Well..., so now I am this simple guy from Maine and now I am making changes with a real curiosity about the result. I wrote earlier about finding Furutech Cable. That's another story altogether. I'll end with this, ... since my system has now taken advantage of this new dynamic and what I hear is, it seems the music from the sub amp and Denon amp is more detailed like the music has opened a little and it seems to have gathered more energy or uses available energy better. The music has a real and a definable sound stage with more detail and the overall presentation is more relaxed and detailed, it is like finding a sweet spot where everything works in synergy. The music is more believable 

Now I will say that though all of the descriptive adjectives are subjective and might be construed to show a bias and so you might say, I am hearing what I want to hear. Well I will simply say this, the adjectives are not placebo's I have been fed over the years. Psychology is something I enjoy immensely and I have tested for placebo and I have no transference issues and there are no counter-transference issues possible here. If the answer were as simple as placebo and/or transference it would make what I have to do very easy. But, the proof for me is if I put the Monster cable back in the system the effect is radical and undeniable. 

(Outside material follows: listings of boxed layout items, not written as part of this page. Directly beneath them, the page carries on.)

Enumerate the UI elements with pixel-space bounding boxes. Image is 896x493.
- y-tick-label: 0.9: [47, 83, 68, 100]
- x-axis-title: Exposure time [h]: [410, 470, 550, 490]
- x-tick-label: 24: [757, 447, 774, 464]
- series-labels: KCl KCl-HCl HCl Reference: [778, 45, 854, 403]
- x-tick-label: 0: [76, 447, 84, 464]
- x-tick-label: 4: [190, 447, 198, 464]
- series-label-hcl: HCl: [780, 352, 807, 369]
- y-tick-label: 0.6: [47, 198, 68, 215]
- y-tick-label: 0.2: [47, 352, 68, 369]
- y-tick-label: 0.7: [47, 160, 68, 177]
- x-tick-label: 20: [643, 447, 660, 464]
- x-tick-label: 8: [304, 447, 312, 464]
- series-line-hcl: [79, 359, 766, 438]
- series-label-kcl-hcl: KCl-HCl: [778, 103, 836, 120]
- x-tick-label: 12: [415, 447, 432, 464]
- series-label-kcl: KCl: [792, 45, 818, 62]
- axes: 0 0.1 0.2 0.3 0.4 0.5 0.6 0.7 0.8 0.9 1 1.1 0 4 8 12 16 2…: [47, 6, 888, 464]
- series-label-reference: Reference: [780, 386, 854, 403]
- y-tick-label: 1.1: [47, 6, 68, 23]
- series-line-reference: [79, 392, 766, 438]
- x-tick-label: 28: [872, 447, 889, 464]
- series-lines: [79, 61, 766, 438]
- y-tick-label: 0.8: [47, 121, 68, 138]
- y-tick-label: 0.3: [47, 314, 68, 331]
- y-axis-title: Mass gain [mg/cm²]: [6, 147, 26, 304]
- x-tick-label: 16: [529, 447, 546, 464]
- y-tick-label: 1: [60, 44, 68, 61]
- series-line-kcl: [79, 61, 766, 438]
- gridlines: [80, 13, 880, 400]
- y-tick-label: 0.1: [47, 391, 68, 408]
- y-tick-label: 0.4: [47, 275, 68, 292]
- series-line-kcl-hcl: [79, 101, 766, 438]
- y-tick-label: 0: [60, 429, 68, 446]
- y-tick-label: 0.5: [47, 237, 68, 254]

What happened here and is this common? 

Sorry, this is longer than I hoped and I still have questions about room treatment, speaker placement.

Later.

Gregr:heehee:


----------



## recruit (May 9, 2009)

A well set up system will always yield good results, cabling is something that a lot of people cannot agree on, for me it is and always has been the Analogue section which results in a better sound than the cheaper out of the box cables, that is why I use Chord Cables on the speaker wire and Analogue Interconnects, as long as you are happy and feel that it has made an improvement that is all that matters :T


----------



## moggi1964 (Jun 7, 2008)

If it worked for you then it worked.

With so many variables in a setup (from the power supply through to the room itself and finally the auditory makeup of the individual) I am certain that sometimes things that we do not expect to make a difference can make a difference. Will your change work for everyone: very unlikely I would suggest but the fact you shared it means someone else may try it and gain some benefit too.

Sit back, relax and enjoy the music


----------